3.10.2003
i started to panic on Wednesday.
i started to think maybe i should just stay put, find a new job here. i completely started to freeze. The girl wanted to take me to look at apartments. I told her i didn't feel like it.
nah, we'll go tomorrow
i thought i was playing my fear off well....it seems i wasn't.
she wanted to take me to see this house that she had seen and told me about weeks ago. She drove me by it early in the week and i told her we would go later...maybe tomorrow
the big difference between here and there is the real estate. The market, the prices and the places themselves. There you can walk up to the door at any reasonable hour and ask to see the place if there is a for rent sign outside.
we did and i instantly fell in love. I had seen some amazing places the last time i was there, but this was so beyond anything i had ever even thought of. It had real stairs to the second floor and 6 foot wide hallways and oak floors and bannisters. It had a picture rail around the entire living room and formal dining room that was not CAKED with 50 layers of paint
the 2 boys who own it were ready to give us the keys, but of course i still have no job so i told them to hold on and i would call them next week. Thats the other difference between here and there: it will still be available when i call next week.
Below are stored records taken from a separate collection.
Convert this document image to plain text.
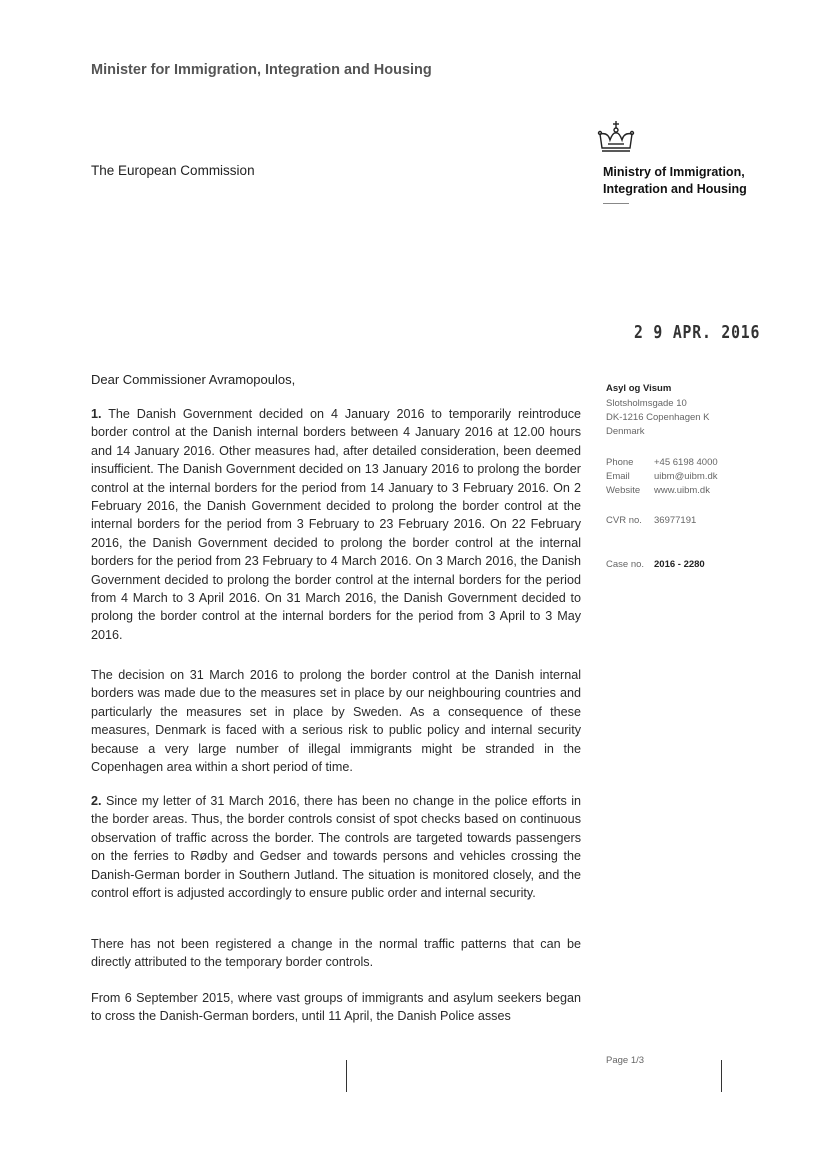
Minister for Immigration, Integration and Housing
The European Commission	Ministry of Immigration,
Integration and Housing
2 9 APR. 2016
Asyl og Visum
Slotsholmsgade 10
DK-1216 Copenhagen K
Denmark
Phone	+45 6198 4000
Email	uibm@uibm.dk
Website	www.uibm.dk
CVR no.	36977191
Case no.	2016 - 2280
Dear Commissioner Avramopoulos,

1. The Danish Government decided on 4 January 2016 to temporarily reintroduce border control at the Danish internal borders between 4 January 2016 at 12.00 hours and 14 January 2016. Other measures had, after detailed consideration, been deemed insufficient. The Danish Government decided on 13 January 2016 to prolong the border control at the internal borders for the period from 14 January to 3 February 2016. On 2 February 2016, the Danish Government decided to prolong the border control at the internal borders for the period from 3 February to 23 February 2016. On 22 February 2016, the Danish Government decided to prolong the border control at the internal borders for the period from 23 February to 4 March 2016. On 3 March 2016, the Danish Government decided to prolong the border control at the internal borders for the period from 4 March to 3 April 2016. On 31 March 2016, the Danish Government decided to prolong the border control at the internal borders for the period from 3 April to 3 May 2016.

The decision on 31 March 2016 to prolong the border control at the Danish internal borders was made due to the measures set in place by our neighbouring countries and particularly the measures set in place by Sweden. As a consequence of these measures, Denmark is faced with a serious risk to public policy and internal security because a very large number of illegal immigrants might be stranded in the Copenhagen area within a short period of time.

2. Since my letter of 31 March 2016, there has been no change in the police efforts in the border areas. Thus, the border controls consist of spot checks based on continuous observation of traffic across the border. The controls are targeted towards passengers on the ferries to Rødby and Gedser and towards persons and vehicles crossing the Danish-German border in Southern Jutland. The situation is monitored closely, and the control effort is adjusted accordingly to ensure public order and internal security.

There has not been registered a change in the normal traffic patterns that can be directly attributed to the temporary border controls.

From 6 September 2015, where vast groups of immigrants and asylum seekers began to cross the Danish-German borders, until 11 April, the Danish Police asses

Page 1/3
so me and the girl and the girls best friend went to the park (which is right next door to the house) and swung on the swings and laughed and made up new fad excercise crazes and i looked up and saw the stars...right there in the middle of the city, i saw the stars and any of the panic that i had was gone. I knew that i wouldn't be here in NYC much longer.
people who live here forget about the stars.
I don't like forgetting about the stars.